I worked on a containerized application to get familiar with running containers in AWS Lambda. The project involved building a Docker image, pushing it to Amazon ECR, and deploying it as a Lambda function using Lambda’s container image support.

Architecture Overview

The system consisted of:

  • Amazon ECR to store the container image
  • AWS Lambda to run the container as a function
  • A test client that invoked the Lambda function with a set of domains to validate
    Lambda Container Architecture
    Architecture showing how a Docker image is built and stored in Amazon ECR, then deployed as a Lambda function. The function is invoked with test data, runs inside the Lambda-managed container, and returns the results.

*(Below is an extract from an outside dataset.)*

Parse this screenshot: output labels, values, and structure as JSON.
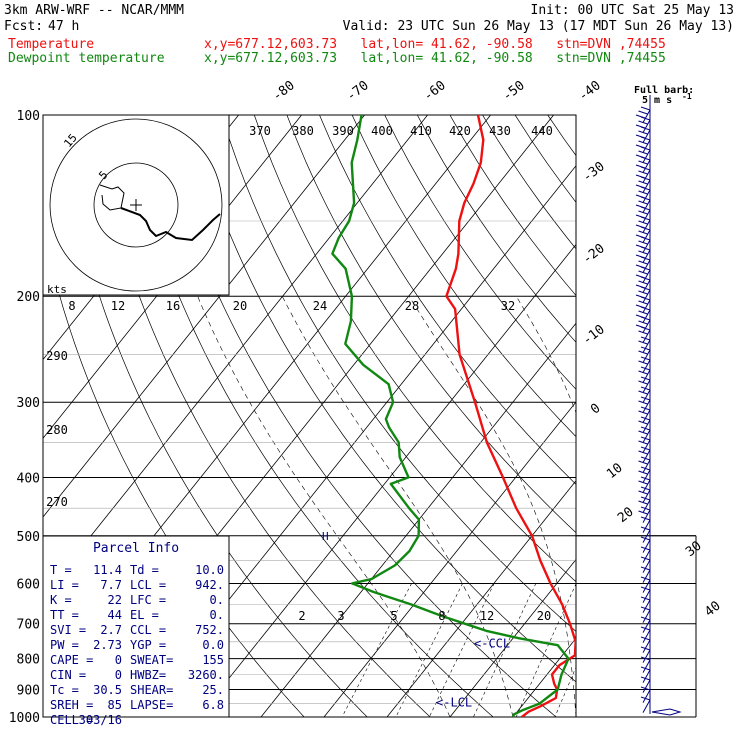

    Building the Container

    I built the Docker container for the application and tagged it with the repository name. The container was designed to check SSL certificates for a set of domains.

Once built, I pushed the container image to Amazon ECR so that Lambda could pull and run it.

Running the Container Locally

Before deploying to Lambda, I tested the container locally by running it and sending requests to its exposed endpoint. This confirmed that the container was functional and produced the expected output.

Deploying to AWS Lambda

I then created a new Lambda function with Container Image as the deployment option. I selected the ssltester-lambda image from ECR and deployed it.

After deployment, I tested the function by providing a list of domains as input. The function executed successfully, verifying SSL status for each domain and returning the results.

Scaling the Function

Because the function was deployed on AWS Lambda with container image support, it automatically scaled based on the number of invocations without requiring any manual configuration.

Takeaways

This project helped me gain hands-on experience with running containers in AWS Lambda. I learned how to:

  • Build and tag Docker images for use with AWS services
  • Push container images to Amazon ECR
  • Deploy containers directly to AWS Lambda using container image support
  • Test and validate serverless containers locally before deploying
  • Manage IAM roles and clean up resources after deployment

This project demonstrated how Lambda can serve as a lightweight, serverless runtime for containerized applications, bridging Docker workflows with serverless compute.